Sir Bruneo of Bonamar, who was present, said:

“My lady damsel, often those who think they will take another’s head in fact lose their own, and soon this may happen to Ardan Canileo.”

“Who are ye who speaks for Amadis?”

“I am a knight,” he said, “who would gladly enter into the battle if Ardan Canileo wished to have a companion fight me.”

She told him:

“Ye are excused from this battle, but if ye wish to fight so much, the day after the battle I shall have my brother answer you. He is as mortal an enemy of Amadis as ye show yourself to be his friend, and I think, given how my brother is, that he shall remove your ability to speak for him ever again.”

“My good damsel,” Sir Bruneo said, “if your brother is as ye say, it would be good to go forward with that which ye promised in anger and rage. And ye see here my gage, for I wish to fight him.”

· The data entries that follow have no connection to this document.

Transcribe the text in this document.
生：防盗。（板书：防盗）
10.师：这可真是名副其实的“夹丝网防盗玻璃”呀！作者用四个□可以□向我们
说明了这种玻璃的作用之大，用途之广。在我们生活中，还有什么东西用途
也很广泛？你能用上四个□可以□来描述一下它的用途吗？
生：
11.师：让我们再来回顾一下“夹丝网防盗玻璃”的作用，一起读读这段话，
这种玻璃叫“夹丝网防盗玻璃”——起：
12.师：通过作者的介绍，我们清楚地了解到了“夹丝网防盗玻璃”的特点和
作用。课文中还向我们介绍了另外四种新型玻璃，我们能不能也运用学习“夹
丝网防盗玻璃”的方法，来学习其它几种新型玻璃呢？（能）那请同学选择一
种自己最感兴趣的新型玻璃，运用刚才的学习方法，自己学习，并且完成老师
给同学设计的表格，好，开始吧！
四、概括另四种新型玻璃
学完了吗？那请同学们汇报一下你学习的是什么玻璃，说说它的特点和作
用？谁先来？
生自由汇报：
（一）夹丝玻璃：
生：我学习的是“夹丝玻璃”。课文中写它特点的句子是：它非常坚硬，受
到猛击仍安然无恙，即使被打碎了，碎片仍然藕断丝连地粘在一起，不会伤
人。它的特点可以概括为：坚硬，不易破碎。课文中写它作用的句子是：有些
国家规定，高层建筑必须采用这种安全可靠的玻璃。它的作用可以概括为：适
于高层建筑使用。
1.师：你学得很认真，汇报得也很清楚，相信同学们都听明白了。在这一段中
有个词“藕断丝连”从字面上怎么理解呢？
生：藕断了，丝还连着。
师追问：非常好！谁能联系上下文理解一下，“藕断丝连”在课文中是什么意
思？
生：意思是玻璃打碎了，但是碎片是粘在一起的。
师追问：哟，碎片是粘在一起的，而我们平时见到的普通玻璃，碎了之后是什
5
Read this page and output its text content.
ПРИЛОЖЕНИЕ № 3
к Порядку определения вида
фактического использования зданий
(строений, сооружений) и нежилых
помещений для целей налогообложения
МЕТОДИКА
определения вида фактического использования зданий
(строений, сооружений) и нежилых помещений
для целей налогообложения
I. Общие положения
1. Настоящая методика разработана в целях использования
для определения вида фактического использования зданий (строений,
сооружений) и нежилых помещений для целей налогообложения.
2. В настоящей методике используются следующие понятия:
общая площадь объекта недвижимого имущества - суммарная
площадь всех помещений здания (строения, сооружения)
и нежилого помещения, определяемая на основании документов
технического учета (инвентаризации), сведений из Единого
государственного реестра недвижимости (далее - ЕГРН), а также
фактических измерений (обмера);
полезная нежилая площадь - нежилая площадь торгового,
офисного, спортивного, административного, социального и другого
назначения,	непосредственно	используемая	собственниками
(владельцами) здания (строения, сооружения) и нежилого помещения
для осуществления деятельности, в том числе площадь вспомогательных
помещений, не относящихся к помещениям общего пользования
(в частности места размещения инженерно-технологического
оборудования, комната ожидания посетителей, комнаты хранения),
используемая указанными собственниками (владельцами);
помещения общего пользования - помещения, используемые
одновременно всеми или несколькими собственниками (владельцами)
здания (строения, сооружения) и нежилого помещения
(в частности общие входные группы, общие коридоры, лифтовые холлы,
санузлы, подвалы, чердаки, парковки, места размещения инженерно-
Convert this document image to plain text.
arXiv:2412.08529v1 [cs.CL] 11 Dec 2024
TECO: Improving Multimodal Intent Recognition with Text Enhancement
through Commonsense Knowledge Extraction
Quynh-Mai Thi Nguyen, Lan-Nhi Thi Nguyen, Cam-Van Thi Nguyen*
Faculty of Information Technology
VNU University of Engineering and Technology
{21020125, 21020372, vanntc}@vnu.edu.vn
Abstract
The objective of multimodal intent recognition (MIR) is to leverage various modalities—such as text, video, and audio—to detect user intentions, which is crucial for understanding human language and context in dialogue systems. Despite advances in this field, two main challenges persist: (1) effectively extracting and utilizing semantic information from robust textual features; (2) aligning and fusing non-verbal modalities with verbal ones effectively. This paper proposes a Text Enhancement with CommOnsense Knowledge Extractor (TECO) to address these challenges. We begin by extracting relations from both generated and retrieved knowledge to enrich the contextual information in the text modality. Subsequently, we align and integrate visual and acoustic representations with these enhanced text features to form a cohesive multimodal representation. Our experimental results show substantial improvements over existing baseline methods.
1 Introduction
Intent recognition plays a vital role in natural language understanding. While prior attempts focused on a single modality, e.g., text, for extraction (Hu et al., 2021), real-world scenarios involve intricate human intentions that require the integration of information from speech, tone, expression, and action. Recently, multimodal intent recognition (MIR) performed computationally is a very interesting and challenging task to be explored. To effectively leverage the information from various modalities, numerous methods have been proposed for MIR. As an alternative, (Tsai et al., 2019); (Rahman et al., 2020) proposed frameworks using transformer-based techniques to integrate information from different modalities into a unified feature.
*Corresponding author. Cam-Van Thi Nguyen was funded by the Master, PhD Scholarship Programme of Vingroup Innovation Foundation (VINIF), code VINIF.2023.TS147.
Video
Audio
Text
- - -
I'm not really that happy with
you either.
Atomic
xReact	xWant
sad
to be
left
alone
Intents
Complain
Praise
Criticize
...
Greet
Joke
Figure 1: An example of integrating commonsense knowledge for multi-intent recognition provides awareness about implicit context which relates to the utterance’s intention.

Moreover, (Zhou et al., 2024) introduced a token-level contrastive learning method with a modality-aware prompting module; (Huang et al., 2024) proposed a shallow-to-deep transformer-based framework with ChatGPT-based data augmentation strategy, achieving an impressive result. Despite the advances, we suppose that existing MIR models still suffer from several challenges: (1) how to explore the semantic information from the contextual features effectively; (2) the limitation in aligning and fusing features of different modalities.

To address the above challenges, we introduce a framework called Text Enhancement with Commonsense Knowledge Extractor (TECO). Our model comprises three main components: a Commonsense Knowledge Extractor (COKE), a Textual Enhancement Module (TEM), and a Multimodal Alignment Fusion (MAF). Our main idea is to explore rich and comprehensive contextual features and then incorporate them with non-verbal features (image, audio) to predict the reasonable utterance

And he held his cloak out to the King, and the damsel took a silver net from her head and said to the King:

“My lord, see here my token that I shall fulfill what I have said.”

The King took the gages, but not to his pleasure. He was deeply troubled by what would happen between Amadis and Ardan Canileo, who was as valiant and feared a knight as any in the world. For four years the King had found no knight who would knowingly dare to fight him.